By 17,000 years ago, with Neanderthals having long since died out, Homo sapiens had triumphed as the only surviving species of the human family tree, and their dominion over the Earth was truly beginning. But their manipulation of the world around them began not with farming, which came some 5,000 years later, but with art.
This strange world of prehistoric sights and sounds has been brought to life by the project Songs of the Caves, which brought together academics from Britain and Spain to investigate the archaeo-acoustics of five painted caves in northern Spain. In doing so, the project began to give some idea of what Prehistoric music may have actually sounded like. Using reconstructions of the Hohle Fels flute and a vulture bone flute from Isturitz, as well as cow horns, drums, a bullroarer (a flat piece of antler, swung by a cord to create a humming sound), and the human voice, they powerfully evoked the soundscapes that Paleolithic man may have created, recapturing an ephemeral artform that is easily lost and forgotten in the face of vivid and iconic cave art.
Rupert Till, professor of music at the University of Huddersfield, led the Songs of the Caves project. He got a step closer to the reality of sound for early man when he recorded the replica Isturitz flute being played in the very cave it was found in. The recordings were used on Till’s Dub Archaeology – an attempt at ‘sonic time travel’, he says – taking Leftfield’s Leftism and Pink Floyd’s Dark Side Of The Moon as key influences.

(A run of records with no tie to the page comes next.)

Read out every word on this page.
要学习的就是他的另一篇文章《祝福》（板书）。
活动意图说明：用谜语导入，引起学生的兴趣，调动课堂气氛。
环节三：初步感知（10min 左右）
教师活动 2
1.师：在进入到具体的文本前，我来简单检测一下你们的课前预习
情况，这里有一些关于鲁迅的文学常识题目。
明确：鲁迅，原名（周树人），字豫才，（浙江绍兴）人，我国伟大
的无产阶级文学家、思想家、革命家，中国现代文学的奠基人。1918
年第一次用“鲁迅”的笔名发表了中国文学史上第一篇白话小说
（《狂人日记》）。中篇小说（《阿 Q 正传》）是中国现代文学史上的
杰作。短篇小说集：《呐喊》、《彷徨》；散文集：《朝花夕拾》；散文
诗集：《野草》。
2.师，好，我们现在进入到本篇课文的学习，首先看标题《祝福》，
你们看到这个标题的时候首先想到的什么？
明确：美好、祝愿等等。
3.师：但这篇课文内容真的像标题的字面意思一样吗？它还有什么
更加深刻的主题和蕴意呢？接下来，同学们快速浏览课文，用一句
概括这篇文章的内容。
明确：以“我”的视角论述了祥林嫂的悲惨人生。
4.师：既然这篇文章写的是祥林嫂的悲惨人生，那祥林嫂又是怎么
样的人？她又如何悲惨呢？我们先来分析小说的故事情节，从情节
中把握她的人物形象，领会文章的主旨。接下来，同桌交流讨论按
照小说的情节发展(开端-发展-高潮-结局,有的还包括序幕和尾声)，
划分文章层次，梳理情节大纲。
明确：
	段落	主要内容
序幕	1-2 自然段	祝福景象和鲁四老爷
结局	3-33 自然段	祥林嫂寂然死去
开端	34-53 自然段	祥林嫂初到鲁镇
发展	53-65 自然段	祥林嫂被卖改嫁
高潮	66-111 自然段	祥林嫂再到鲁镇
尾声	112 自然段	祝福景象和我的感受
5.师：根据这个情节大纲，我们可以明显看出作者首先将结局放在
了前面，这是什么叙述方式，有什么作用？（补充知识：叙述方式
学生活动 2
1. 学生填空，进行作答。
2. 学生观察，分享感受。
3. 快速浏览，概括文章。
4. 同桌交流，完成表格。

Reverie situated those recordings in ‘a wash of electronic sounds’, while the single Isturitz used a recording of the flute made in another cave over a chill-out track, giving it a world music feel. Egyptian musician Mina Salama, performer on Isturitz, is a player of the ney – a long, open-ended flute from the Middle East of 5,000 years provenance – and was instantly able to play the tens of thousands of years old flute, suggesting the universal nature of basic music technology. In melding the very ancient and the very modern, Till has created music that forces us to think about the common characteristics that make us human.
Till was also instrumental in the production of a series of CDs released by the European Music Archaeology Project (EMAP), an international project supported by the Culture Programme of the European Commission, which sought to trace the sounds of Prehistory through to traditions which still survive today. Volume Four, titled The Edge Of Time, featured reconstructions of flutes from Geißenklösterle, Hohle Fels, and Isturitz being played by flautist Anna Friederike Potengowski, with accompaniment from percussionist Georg Wieland Wagner, to explore “the eternal musical truth of breath on bone”. The results are often mournful, and incredibly haunting.
David Attenborough’s recently-released two-CD set My Field Recordings from Across the Planet includes bone flutes being played by indigenous peoples in South America only half a century ago. In this we see – or rather hear – a collapse of time, the gap between us and Paleolithic people narrowing dramatically.
Ultimately, whether used for leisure, work or worship, music was a means of social cohesion for early man, and the EMAP project put the emphasis on finding ‘sound-evidence’ of Europe’s ancient common roots where “musical instruments played a key role in creating a network of interconnections, cross-references and shared features among the various European cultures”.
Music binds us to our neighbours and, as such, it is a means of survival. But above all, prehistoric instruments movingly remind us that whether over tens of thousands of years ago or today, music is so often how we keep the darkness at bay.